Rationale: Fluent readers read faster, smoother, and more expressively. The formula that seems to help readers improve their fluency is to read and reread decodable words in connected text. The more children work with a piece of work, the more fluent the text becomes to them. This lesson is designed to help students increase their fluency by rereading text and becoming familiar with it. During the lesson, students will learn fluency helps them gain more meaning from the text. After the lesson, students will be able to use a strategy to increase fluency in their independent reading.
Materials: Speed record sheet (one per student), Fluency Literacy Rubric (one per student), stopwatch (one per group), chalk and a chalkboard, book - Arthur’s Loose Tooth published by Lillian Hoban (one copy per student), and pencils (each student).
Speed Record Sheet:
Name: ___________ Date: ______________
First time: __________
Second time: __________
Third time: __________
Fluency Literacy Rubric:
Name: __________ Evaluator: __________ Date: ______________
I noticed that my partner… (Color in the circle)
After 2nd After 3rd
0 0Remembered more words
0 0 Read Faster
0 0 Read Smoother
0 0 Read with expression
1. Introduce the lesson by explaining that in order to become better readers, we must begin to read fluently. Once we become fluent readers, we will be able to understand the text more easily. One way to become fluent readers is to read a text more than once, each time reading it faster and more automatically.
2. First, let’s review how we figure out a word we do not know as we are reading. The strategy that we use is called cover-ups. For example, (write stripe on the board) if I saw this word, I would cover everything but the I, like so (cover the str and p). I know that i=/i/. Now look at what comes before the vowel, str=/str/. Blend them together to get /stri/. Now look at the end of the word p=/p/. Put it all together and you have /strip/. Whenever you see an unfamiliar word, use the cover-up method to try to decode it.
3. Demonstrate to the students the difference between reading with fluency and reading without fluency. Write a sentence on the board (The cat ran away from the dog.) Read the sentence once without fluency "The c-a-t r-a-n a-w-a-y f-r-o-m the d-o-g." Notice how I read the sentence slowly. Now I am going to read the sentence again but this time I will read it fluently. "The can ran away from the day." See how I did not draw out the sentence. I kept reading the sentence smoothly. Which was easier to understand? Right, it’s easier to understand text when you read with fluency.

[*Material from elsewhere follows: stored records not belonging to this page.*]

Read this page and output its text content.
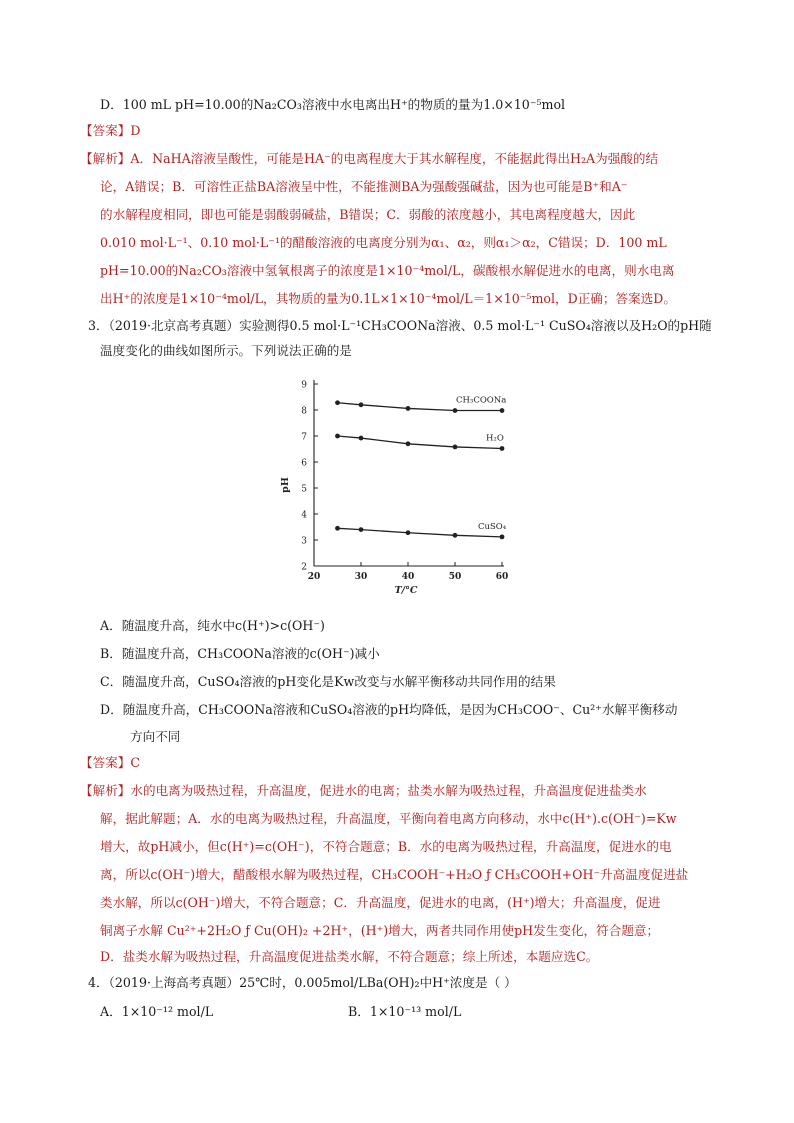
D．100 mL pH=10.00的Na₂CO₃溶液中水电离出H⁺的物质的量为1.0×10⁻⁵mol
【答案】D
【解析】A．NaHA溶液呈酸性，可能是HA⁻的电离程度大于其水解程度，不能据此得出H₂A为强酸的结
论，A错误；B．可溶性正盐BA溶液呈中性，不能推测BA为强酸强碱盐，因为也可能是B⁺和A⁻
的水解程度相同，即也可能是弱酸弱碱盐，B错误；C．弱酸的浓度越小，其电离程度越大，因此
0.010 mol·L⁻¹、0.10 mol·L⁻¹的醋酸溶液的电离度分别为α₁、α₂，则α₁＞α₂，C错误；D．100 mL
pH=10.00的Na₂CO₃溶液中氢氧根离子的浓度是1×10⁻⁴mol/L，碳酸根水解促进水的电离，则水电离
出H⁺的浓度是1×10⁻⁴mol/L，其物质的量为0.1L×1×10⁻⁴mol/L＝1×10⁻⁵mol，D正确；答案选D。
3．（2019·北京高考真题）实验测得0.5 mol·L⁻¹CH₃COONa溶液、0.5 mol·L⁻¹ CuSO₄溶液以及H₂O的pH随
温度变化的曲线如图所示。下列说法正确的是
2
3
4
5
6
7
8
9
20	30	40	50	60
pH
T/°C
CH₃COONa
H₂O
CuSO₄
A．随温度升高，纯水中c(H⁺)>c(OH⁻)
B．随温度升高，CH₃COONa溶液的c(OH⁻)减小
C．随温度升高，CuSO₄溶液的pH变化是Kw改变与水解平衡移动共同作用的结果
D．随温度升高，CH₃COONa溶液和CuSO₄溶液的pH均降低，是因为CH₃COO⁻、Cu²⁺水解平衡移动
方向不同
【答案】C
【解析】水的电离为吸热过程，升高温度，促进水的电离；盐类水解为吸热过程，升高温度促进盐类水
解，据此解题；A．水的电离为吸热过程，升高温度，平衡向着电离方向移动，水中c(H⁺).c(OH⁻)=Kw
增大，故pH减小，但c(H⁺)=c(OH⁻)，不符合题意；B．水的电离为吸热过程，升高温度，促进水的电
离，所以c(OH⁻)增大，醋酸根水解为吸热过程，CH₃COOH⁻+H₂O ƒ CH₃COOH+OH⁻升高温度促进盐
类水解，所以c(OH⁻)增大，不符合题意；C．升高温度，促进水的电离，(H⁺)增大；升高温度，促进
铜离子水解 Cu²⁺+2H₂O ƒ Cu(OH)₂ +2H⁺，(H⁺)增大，两者共同作用使pH发生变化，符合题意；
D．盐类水解为吸热过程，升高温度促进盐类水解，不符合题意；综上所述，本题应选C。
4．（2019·上海高考真题）25℃时，0.005mol/LBa(OH)₂中H⁺浓度是（ ）
A．1×10⁻¹² mol/L	B．1×10⁻¹³ mol/L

4. Now pass out the book Arthur’s Loose Tooth, to each student. Provide students with a book talk and then let them read the rest of the book on their own to find out what happens. Once, all the students are done, discuss the story with the class. Provide questions to reveal if the students are understanding what they are reading.
5. Next split the students up into partners. Explain to students about the Speed Record Sheet and Fluency Literacy Rubric. Tell the students that one is going to be the "reader" and the other is going to be the "recorder." The reader will read the book for one minute three times. The recorder should announce when to begin and stop when one minute is up. (Each group should have a stopwatch.) Each time the recorder will record how many words were read in that one minute. Once one student has read three minute read aloud, students switch roles.
6. Once students have finished recording the one minute read aloud, have students fill out a fluency Literacy Sheet on their partner. They should color in the circles on how they thought their partner did during the second and third round.
7. For assessment, I will have each student read a passage to me in the reading center out of Arthur’s Loose Tooth. The passage will contain approximately 60 words. While one student is doing a one-minute read aloud, have the rest of the students practice reading a book with fluency quietly at their desk.